Learning accommodations such as note-takers, teaching assistants and helpful classmates are used by
many students with disabilities to help navigate the classroom or "enhance accessibility through an
environmental or communicative change." "Access needs," on the other hand, are tools and resources
necessary to engage with the world, such as requiring Braille because of blindness or poor vision.
Experts believe that "...institutions can and should 'do better' by making investments in software that
continuously provides alternative, accessible material formats for students with any disabilities."
Unfortunately so far, that has not been the case, with the "pandemic forcing institutions 'to confront
who is expendable.'"

Blind students and those with impaired vision have reached out to The National Federation of the Blind
amid the shift to online learning, relaying their discontent with incompatible learning materials for
screen readers, which read and navigate documents and sometimes transcribe them into Braille.
Students who were once able to listen to readings and follow along during in-person instruction are now
unable to use digital textbooks, which are not compatible with screen readers. Since professors rely on
such digital textbooks, blind and visually-impaired students feel as though they are falling behind on
their coursework.

Dyslexic students, autistic students, and those with learning disabilities also encounter issues with their
screen readers when they process documents that are images instead of text.
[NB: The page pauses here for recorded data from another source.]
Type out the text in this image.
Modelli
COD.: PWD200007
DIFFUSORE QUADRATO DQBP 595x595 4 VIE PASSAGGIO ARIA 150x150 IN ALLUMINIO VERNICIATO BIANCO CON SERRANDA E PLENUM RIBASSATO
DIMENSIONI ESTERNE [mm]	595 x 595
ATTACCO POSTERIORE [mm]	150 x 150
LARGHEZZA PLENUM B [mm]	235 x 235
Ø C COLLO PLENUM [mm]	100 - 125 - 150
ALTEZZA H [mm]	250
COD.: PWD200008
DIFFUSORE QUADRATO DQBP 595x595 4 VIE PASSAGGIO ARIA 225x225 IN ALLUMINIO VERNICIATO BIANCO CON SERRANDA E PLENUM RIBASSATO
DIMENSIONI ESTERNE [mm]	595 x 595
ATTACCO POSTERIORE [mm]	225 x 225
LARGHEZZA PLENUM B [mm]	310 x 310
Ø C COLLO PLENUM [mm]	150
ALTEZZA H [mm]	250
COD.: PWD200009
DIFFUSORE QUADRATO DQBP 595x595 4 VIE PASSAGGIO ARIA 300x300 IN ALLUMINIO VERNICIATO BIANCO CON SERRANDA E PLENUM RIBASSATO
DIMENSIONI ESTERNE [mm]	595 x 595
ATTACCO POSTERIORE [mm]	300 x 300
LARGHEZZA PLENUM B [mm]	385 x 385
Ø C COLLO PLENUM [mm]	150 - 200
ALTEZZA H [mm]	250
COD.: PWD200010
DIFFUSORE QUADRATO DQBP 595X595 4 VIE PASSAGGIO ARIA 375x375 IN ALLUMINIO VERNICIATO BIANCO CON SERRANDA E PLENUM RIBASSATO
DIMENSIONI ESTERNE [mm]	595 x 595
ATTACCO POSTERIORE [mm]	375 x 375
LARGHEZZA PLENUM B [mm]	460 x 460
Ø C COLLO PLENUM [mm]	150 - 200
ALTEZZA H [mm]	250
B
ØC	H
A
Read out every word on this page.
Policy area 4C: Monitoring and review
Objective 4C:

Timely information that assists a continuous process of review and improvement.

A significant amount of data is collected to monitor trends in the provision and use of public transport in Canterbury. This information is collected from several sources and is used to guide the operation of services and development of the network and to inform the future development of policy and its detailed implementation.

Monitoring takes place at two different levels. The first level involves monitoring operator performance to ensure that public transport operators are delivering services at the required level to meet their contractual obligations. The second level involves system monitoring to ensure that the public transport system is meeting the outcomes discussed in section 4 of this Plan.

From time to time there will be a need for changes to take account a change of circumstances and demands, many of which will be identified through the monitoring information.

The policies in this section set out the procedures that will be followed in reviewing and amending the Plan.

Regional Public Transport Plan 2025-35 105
For students who have
physical disabilities, navigating images becomes troublesome if they are accustomed to only using
computer keyboards, not mouses.

Deaf and hard-of-hearing students may not have access to American Sign Language interpreters or real-
time captioning for online learning. Real-time captioning contains "transcriptions of speech produced by
a person, not computer-generated," and are what students most likely had access to during in-person
instruction. Computer-generated captioning, on the other hand, is "subpar" to real-time captioning; as
of now, it is the feature provided in Zoom, WebEx and Google Hangout platforms, currently and
popularly used for remote learning. According to experts, whatever resources are provided in the
classroom - in this case, real-time captioning - should be available for remote learning.
Today's students with disabilities, like all other high school and college students, are adjusting to a
different world - having unprecedented experiences in an unprecedented time. Scholarships.com
continues to offer scholarships for students with disabilities during this difficult time so that they may be
financially equipped to pay for college once things return back to normal.